We gasped as she started to cut. She cut the frog vertically from throat to groin. Then made another cut, horizontal. With great tenderness, using her fingers and the scalpel tip, she teased back the flesh from her crossshaped incision, she tugged open the tiny rib cage, she eased apart a pair of tiny lungs, and finally exposed the tiny heart.

“See,” she whispered. “Skin, muscle, bone, lungs, heart. So alien and eerie and so just like us.”

She stroked its cheek again.

“Forgive me, little frog,” she said.

She put the scalpel down. “At least she is beyond pain,” she said.

Next she reached to a shelf behind her and brought down a battery with two thin wires wrapped around it. She put it down beside the frog, unwrapped the wires.

“What is missing?” said Miss Bute.

“Sorry, miss?”

“From the frog. What has it lost?”

“Its life, miss.”

“Yes, its life.

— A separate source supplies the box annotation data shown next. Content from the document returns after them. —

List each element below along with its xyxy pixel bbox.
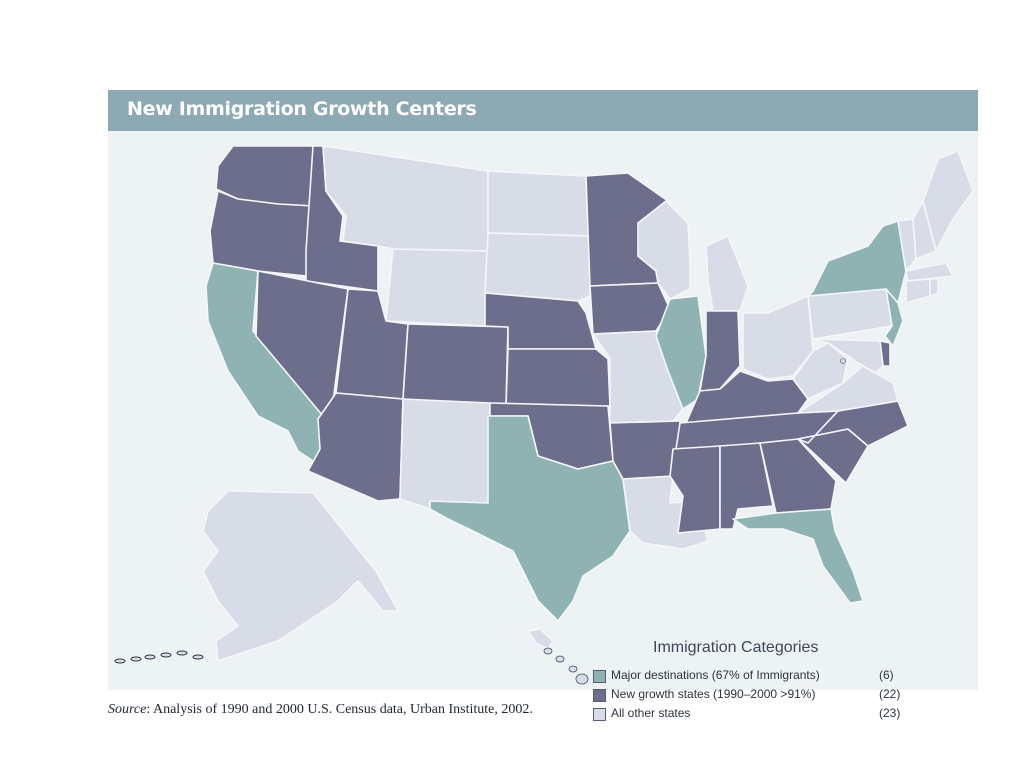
legend-swatch-major [593,670,606,683]
state-alaska [202,490,399,662]
state-iowa [589,282,671,335]
legend-count: (6) [879,668,894,682]
figure-title: New Immigration Growth Centers [127,98,477,120]
hawaii-island-shape [575,673,589,685]
map-panel: Immigration Categories Major destination… [108,131,978,721]
legend-label: New growth states (1990–2000 >91%) [611,687,816,701]
state-hawaii [527,628,554,650]
us-states-map [114,145,974,685]
aleutian-island-shape [160,652,172,658]
aleutian-island-shape [144,654,156,660]
state-west-virginia [792,342,849,400]
state-montana [322,145,489,252]
legend-label: Major destinations (67% of Immigrants) [611,668,820,682]
aleutian-island-shape [114,658,126,664]
legend-label: All other states [611,706,691,720]
state-kansas [505,348,611,407]
title-bar: New Immigration Growth Centers [108,90,978,131]
hawaii-island-shape [568,665,578,673]
state-connecticut [905,278,931,304]
aleutian-island-shape [176,650,188,656]
state-texas [429,415,631,622]
hawaii-island-shape [543,647,553,655]
state-michigan [705,235,749,312]
state-south-dakota [484,232,591,302]
state-ohio [742,295,814,380]
source-note: Source: Analysis of 1990 and 2000 U.S. C… [108,702,533,718]
map-figure: New Immigration Growth Centers Immigrati… [108,90,978,721]
state-pennsylvania [807,288,893,340]
state-new-mexico [399,398,491,510]
legend-swatch-new-growth [593,689,606,702]
source-text: : Analysis of 1990 and 2000 U.S. Census … [146,702,533,717]
state-illinois [655,295,707,410]
aleutian-island-shape [130,656,142,662]
state-georgia [759,438,837,514]
aleutian-island-shape [192,654,204,660]
state-massachusetts [905,262,954,282]
legend-count: (23) [879,706,901,720]
state-wyoming [385,248,489,327]
source-label: Source [108,702,147,717]
hawaii-island-shape [555,655,565,663]
state-maine [922,150,974,252]
state-maryland [812,338,884,374]
state-wisconsin [637,200,691,300]
legend-swatch-other [593,708,606,721]
state-california [205,262,339,464]
legend-count: (22) [879,687,901,701]
state-florida [732,508,864,604]
state-colorado [402,323,509,407]
state-rhode-island [929,278,939,297]
state-north-dakota [487,170,591,237]
state-new-jersey [884,288,904,347]
state-district-of-columbia [840,358,846,364]
state-arkansas [609,420,681,480]
legend-title: Immigration Categories [653,639,819,656]
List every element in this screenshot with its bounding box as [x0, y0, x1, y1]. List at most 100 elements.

And if it had its life again?”

“Sorry, miss?”

“If it had its life again, what then?”

“It would feel pain again, miss.”

“It'd hop off the table, miss.”

“Its heart would beat again, miss.”

“Ah,” she said. “Its heart would beat again.”

She took one of the thin wires and pressed it into the flesh on one side of its heart. She took the other wire and pressed it at the other side. She gently moved the two wires, seeking their proper place, and then we gasped again. Someone squealed. For the heart flickered. It flickered again. We crowded close. Miss Bute touched and touched again with the wire and the heart moved in rhythm. It beat, as it had when the frog was alive. She touched other parts of the frog and the legs twitched, the head twitched.

“So is the frog alive again?” she said.

“No, miss.”

“Course not, miss.”

“It's just a trick, miss.”

She smiled.

“Yes. It's just a trick. A Frankensteiny trick.”

She put the battery back. She eased back the frog's bones, flesh and skin. She pressed it tenderly with her palm. She looked at us.

“I'll ask the same question again. What is missing? What has the frog lost?”

“Life,” someone said.

“So what is life?” she said.

We couldn't answer.

“Does a frog have a soul?” asked Mary Marr.

“Ask that question to a priest,” said Miss Bute. “But what it does have is a mystery. We open it up to find an answer and the mystery only deepens. What is missing? What has been lost? What is life?”